Home Ministry seeks report, wants anti-trafficking drills
The public outcry at the plight of the two-year-old baby fighting for her life in Delhi nudged the Home Ministry to seek a report from the police and send out a nationwide advisory to step up anti-trafficking drills.Updated: Feb 08, 2012 00:00 IST
The public outcry at the plight of the two-year-old baby fighting for her life in Delhi nudged the Home Ministry to seek a report from the police and send out a nationwide advisory to step up anti-trafficking drills.
A Home Ministry spokesperson said that the comprehensive advisory to all stakeholders on missing children “envisages a cohesive approach” to trace them.
More than 60,000 children go missing every year according to the National Crime Records Bureau and one-third of them are never traced. The public focus on the battered baby — brought to the AIIMS Trauma Centre with severe head injury, broken marks and bite marks all over her body — ensured she did not meet this fate. A Delhi Police team this week tracked down the battered baby’s mother after a 20-day search.
A Home Ministry official said that they tried to sensitise police officers during workshops to deal with missing children with the sensitivity this subject deserves.
“I often tell them, just imagine the torture the parents go through… and ask them to imagine how they would feel if their children get lost or are trafficked,” the official said.
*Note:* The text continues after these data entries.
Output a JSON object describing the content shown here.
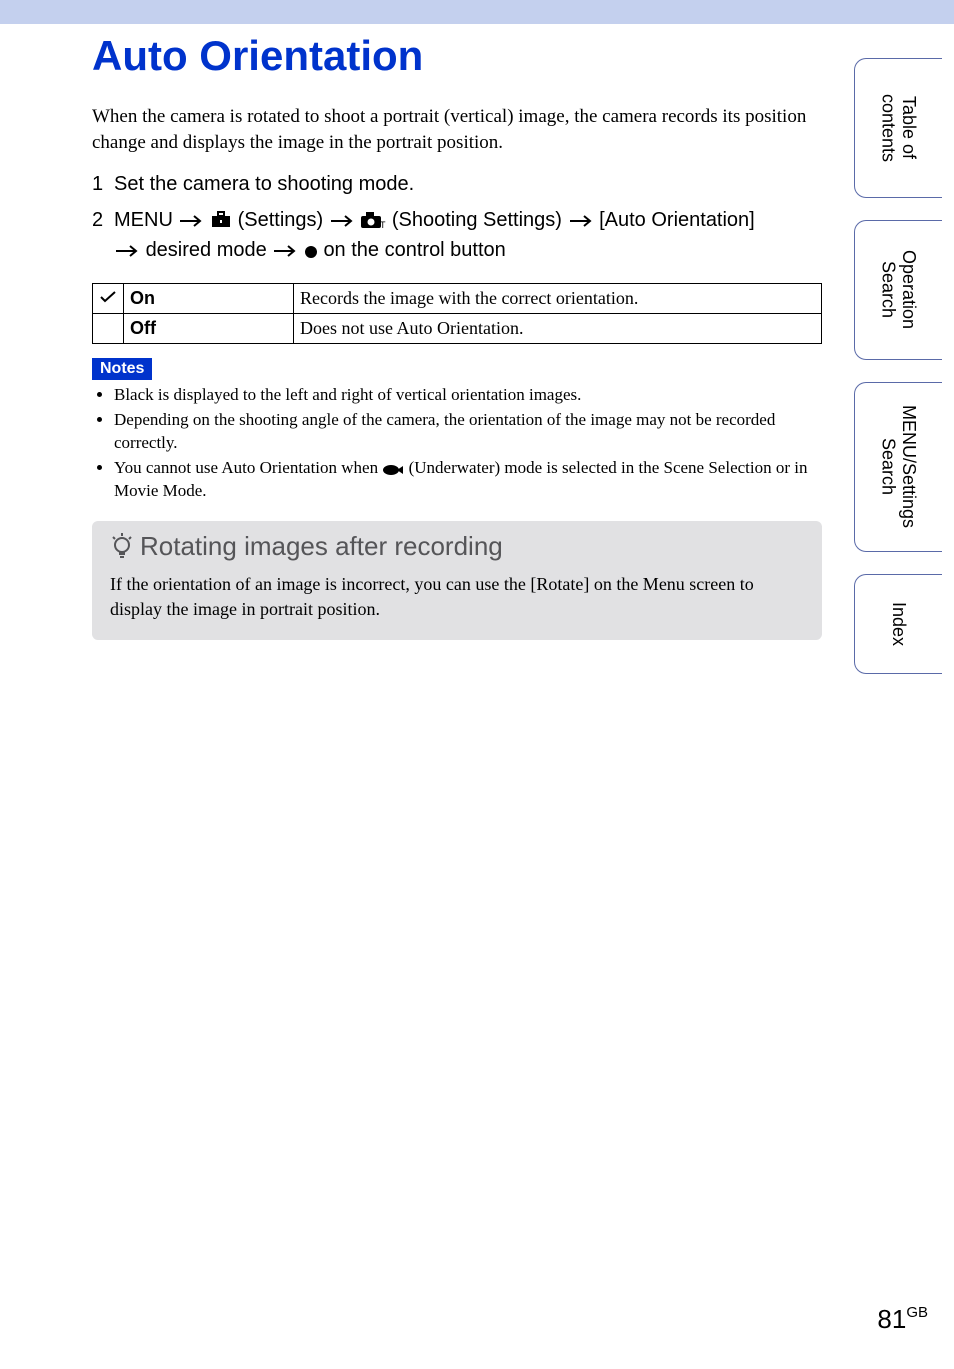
{
  "title": "Auto Orientation",
  "intro": "When the camera is rotated to shoot a portrait (vertical) image, the camera records its position change and displays the image in the portrait position.",
  "steps": {
    "s1": {
      "num": "1",
      "text": "Set the camera to shooting mode."
    },
    "s2": {
      "num": "2",
      "menu": "MENU",
      "settings": "(Settings)",
      "shooting": "(Shooting Settings)",
      "target": "[Auto Orientation]",
      "cont1": "desired mode",
      "cont2": "on the control button"
    }
  },
  "opts": {
    "on": {
      "name": "On",
      "desc": "Records the image with the correct orientation."
    },
    "off": {
      "name": "Off",
      "desc": "Does not use Auto Orientation."
    }
  },
  "notes_label": "Notes",
  "notes": {
    "n1": "Black is displayed to the left and right of vertical orientation images.",
    "n2": "Depending on the shooting angle of the camera, the orientation of the image may not be recorded correctly.",
    "n3a": "You cannot use Auto Orientation when ",
    "n3b": " (Underwater) mode is selected in the Scene Selection or in Movie Mode."
  },
  "tip": {
    "title": "Rotating images after recording",
    "body": "If the orientation of an image is incorrect, you can use the [Rotate] on the Menu screen to display the image in portrait position."
  },
  "tabs": {
    "t1": "Table of\ncontents",
    "t2": "Operation\nSearch",
    "t3": "MENU/Settings\nSearch",
    "t4": "Index"
  },
  "page": {
    "num": "81",
    "suffix": "GB"
  }
}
B Bhamathi, an additional secretary at the ministry, said that the existing anti-trafficking laws in the country are powerful and needed to be implemented in true spirit.
Bhamathi said the baby —undergoing treatment at AIIMS — was “a case of human trafficking and they are are seeking report from the Delhi Police.”
The Home Ministry also announced a committee headed by former home secretary GK Pillai to identify individuals, state governments and civil society groups that fight trafficking of women and children for government awards.
Munni unites with her 3-yr-old kid
Five months and one week after she had last held her in her arms, Munni, dressed in a yellow suit and a blue sweater, was reunited with her three-and-a-half-year- old daughter on Tuesday afternoon.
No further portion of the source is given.